On Aug. 14, Said Jawad, Afghanistan’s Ambassador in Moscow retweeted a video showing an Afghan woman pleading for help as the Taliban approached Kabul.
“No one cares about us. We’ll die slowly,” the woman says.
By the next day, the Islamist militia had taken over the country after a lightning offensive and were posting pictures from inside the presidential palace while President Ashraf Ghani was fleeing Afghanistan for the United Arab Emirates.
The sudden fall of Afghanistan has left diplomats across the world in a state of uncertainty and limbo as they are forced to face a completely new reality at home and may decide to seek asylum abroad.
Jawad is one of the country’s most senior diplomats, having previously been Ambassador to the United Kingdom and the United States.
He presents himself as a liberal politician and staunch critic of the Taliban — slamming the Islamist movement as “savage killers” — in his posts on social media and in op-eds published in leading Western publications.
Educated in Germany and the U.S., Jawad has also taught at a number of prestigious American universities, including Harvard University and John Hopkins.
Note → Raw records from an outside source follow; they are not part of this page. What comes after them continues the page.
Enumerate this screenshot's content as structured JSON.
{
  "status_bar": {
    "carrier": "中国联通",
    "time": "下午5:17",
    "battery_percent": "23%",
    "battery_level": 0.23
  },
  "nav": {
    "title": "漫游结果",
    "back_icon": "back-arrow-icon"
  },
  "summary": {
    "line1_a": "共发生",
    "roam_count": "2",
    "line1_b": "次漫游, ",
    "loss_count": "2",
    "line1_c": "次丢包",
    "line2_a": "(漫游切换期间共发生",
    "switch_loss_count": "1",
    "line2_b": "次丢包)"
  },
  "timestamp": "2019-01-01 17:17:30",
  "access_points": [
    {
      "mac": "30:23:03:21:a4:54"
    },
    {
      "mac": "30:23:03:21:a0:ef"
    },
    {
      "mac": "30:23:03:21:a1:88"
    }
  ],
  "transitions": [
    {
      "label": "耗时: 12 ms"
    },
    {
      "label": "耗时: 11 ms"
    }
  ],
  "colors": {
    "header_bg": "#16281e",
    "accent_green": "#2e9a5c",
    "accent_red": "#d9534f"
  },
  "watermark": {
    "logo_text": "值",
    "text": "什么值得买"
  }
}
His wife, Shamim Jawad, is a prominent women rights advocate in Afghanistan.
“His views are pretty much the opposite of what kind of rule the Taliban envisions,” said a senior Western diplomat based in Moscow on condition of anonymity.
Taliban leader Waheedullah Hashimi on Wednesday said Afghanistan will not be a democracy under the new regime.
“We will not discuss what type of political system should we apply in Afghanistan because it is clear. It is Sharia law and that is it,” he said.
The Taliban has urged government employees in Afghanistan to return to work, though it hasn’t made any public statements on embassy staff abroad.
On Thursday, the Afghan Embassy in Moscow was closed. A Russian security guard guarding the Embassy told The Moscow Times that staff had left following the Taliban’s takeover.
“They all left on Monday because of what’s happening. Who knows when they’ll be back.” he said.
Jawad did not respond to requests for comment.
“Afghanistan’s diplomats are caught in limbo at the moment.” said Elizabeth Threlkeld, a former U.S. diplomat and deputy director at the Washington D.C.-based Stimson Center think tank.
Michael Kugelman, deputy Asia program director at the Wilson Center think tank said the Taliban has so far not focused on its diplomatic staff “simply because there’s so much else going on.”
“But eventually this will become a major question,” he added.
The situation is complicated, experts say, by the fact that a Taliban government in Afghanistan is unlikely to be recognized by many countries, which would mean their embassies would have to close.
“I do expect many Afghan ambassadors to seek asylum where they are now based or in other countries. The Taliban is unlikely to welcome senior representatives of the previous government back to Afghanistan.” Kugelman said
The senior Western diplomat told The Moscow Times that he believes Jawad will probably ask for asylum in a Western country.
“I can’t imagine him coming back to Kabul, not with the views he holds,” he said.
In neighbouring Tajikistan, Afghanistan’s ambassador to Dushanbe Zahir Aghbar has already split with the Taliban, and in an interview on Wednesday rejected their rule.
“I don’t think they can be trusted,” he told the Eurasianet news site.
Nigel Gould-Davies, the former British Ambassador to Belarus. said that what is happening in Afghanistan, while rare, is not unprecedented.
“Situations like this arise when a country's regime changes and the diplomats who have been representing the state oppose the new government,” he said, pointing to recent development in Myanmar.
In April, after a military junta seized power in Myanmar, former ambassador to the U.K., Kyaw Zwar Minn, was locked out of the London embassy after calling for the release of detained civilian leader Aung San Suu Kyi. Kyaw Zwar Minn has remained in Britain ever since. And in August of this year, two Myanmar citizens were arrested in New York in a plot to kill Myanmar’s Ambassador to the UN.
Jawad’s strong opposition to the Taliban comes as his counterparts in Russia have welcomed the movement, which is officially still labelled as a terrorist organization in Russia.
“The Taliban are starting to take control of the city — in the positive sense of the word,” Russia’s Ambassador to Afghanistan Dmitry Zhirnov told state television Sunday evening.